To license this image please contact me at email@example.com.
Pork Ribs with Spicy Chili Adobo Sauce Recipe
For the ribs:
- 1 tablespoon yellow mustard seeds, ground
- 1 teaspoon Hungarian paprika*
- 1 teaspoon garlic powder
- 3/4 teaspoon salt
- 2 tablespoons brown sugar
- 1 rack pork ribs
For the sauce:
- 1/2 tablespoon vegetable oil
- 1.5 tablespoons finely chopped onion
- 1 garlic clove, mined or pressed
- 2 tablespoons chili powder
- 1 tablespoon ground red chipotle pepper**
- 1 cup crushed tomatoes
- 1 tablespoon brown sugar
- 2 teaspoons apple cider vinegar
- 1/2 teaspoon soy sauce
For the ribs:
- Heat the oven to 300 degrees F.
- Mix ground mustard seeds, paprika, garlic, salt and sugar together in a bowl, then rub on the ribs.

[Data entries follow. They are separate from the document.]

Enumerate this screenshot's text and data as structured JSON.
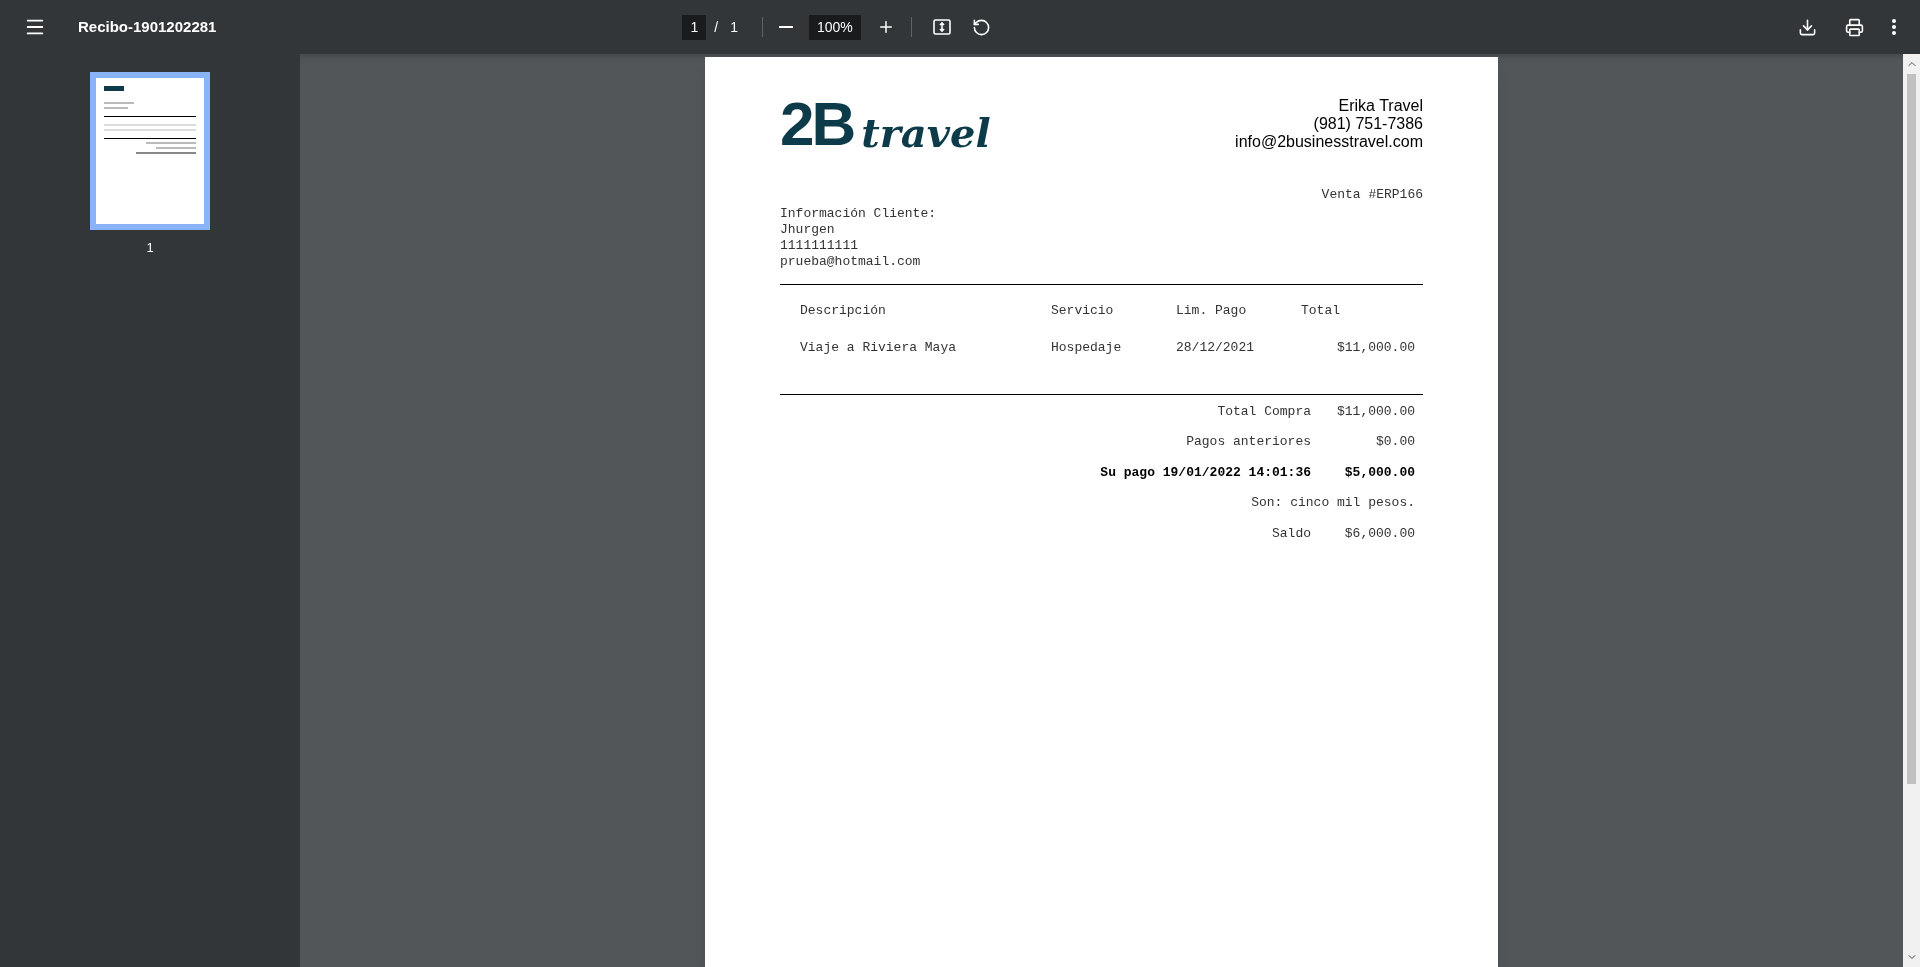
{
  "toolbar": {
    "title": "Recibo-1901202281",
    "page_current": "1",
    "page_separator": "/",
    "page_total": "1",
    "zoom": "100%"
  },
  "sidebar": {
    "thumbnails": [
      {
        "label": "1",
        "selected": true
      }
    ]
  },
  "document": {
    "logo": {
      "mark": "2B",
      "script": "travel"
    },
    "company": [
      "Erika Travel",
      "(981) 751-7386",
      "info@2businesstravel.com"
    ],
    "sale": "Venta #ERP166",
    "client": [
      "Información Cliente:",
      "Jhurgen",
      "1111111111",
      "prueba@hotmail.com"
    ],
    "table": {
      "columns": [
        "Descripción",
        "Servicio",
        "Lim. Pago",
        "Total"
      ],
      "rows": [
        [
          "Viaje a Riviera Maya",
          "Hospedaje",
          "28/12/2021",
          "$11,000.00"
        ]
      ]
    },
    "totals": [
      {
        "label": "Total Compra",
        "value": "$11,000.00",
        "bold": false
      },
      {
        "label": "Pagos anteriores",
        "value": "$0.00",
        "bold": false
      },
      {
        "label": "Su pago 19/01/2022 14:01:36",
        "value": "$5,000.00",
        "bold": true
      }
    ],
    "amount_words": "Son: cinco mil pesos.",
    "balance": {
      "label": "Saldo",
      "value": "$6,000.00"
    }
  }
}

- Lay ribs on a baking sheet lined with two layers of aluminum foil.
- Lay two layers of aluminum foil on top and seal the edges tightly.
- Bake in the oven for 3.5 hours.
For the sauce:
- Heat the oil in a pan.
- Add the onion and saute until translucent.
- Add the garlic and saute for a minute.
- Add chili and chipotle powder and cook for one minute.
- Stir in crushed tomatoes, sugar, cider vinegar and soy sauce.
- Bring to a boil, then turn down the heat and simmer for 5 minutes.
- Serve with the ribs.
**I used Penzey’s ground red chipotle pepper.
Food Photography and Styling: I wanted to be sure to show the sauce prominently in this photo because it’s an important (if not actually the most important) part of this recipe. To do that I chose to shoot from an overhead perspective and that made the ribs a bit challenging. Showing just a chunk of four or five ribs in one piece looked too uniform and boring, so I cut individual ribs from the rack and showed some of them from the top, some from the bottom and some from the side to create a little variety. To tell the viewer that this recipe is spicy I placed dried peppers in the composition as well and luckily their color worked nicely with the rest of the set. I lit the scene from the side with my strobe and blocked the light in the top and bottom parts of the frame to create a spotlight on the ribs.
Nikon D600, 105mm, f/11, 1/125 sec., ISO 100. One Hensel Integra Pro Plus 500 Monolight, 35″ x 58″ Softbox.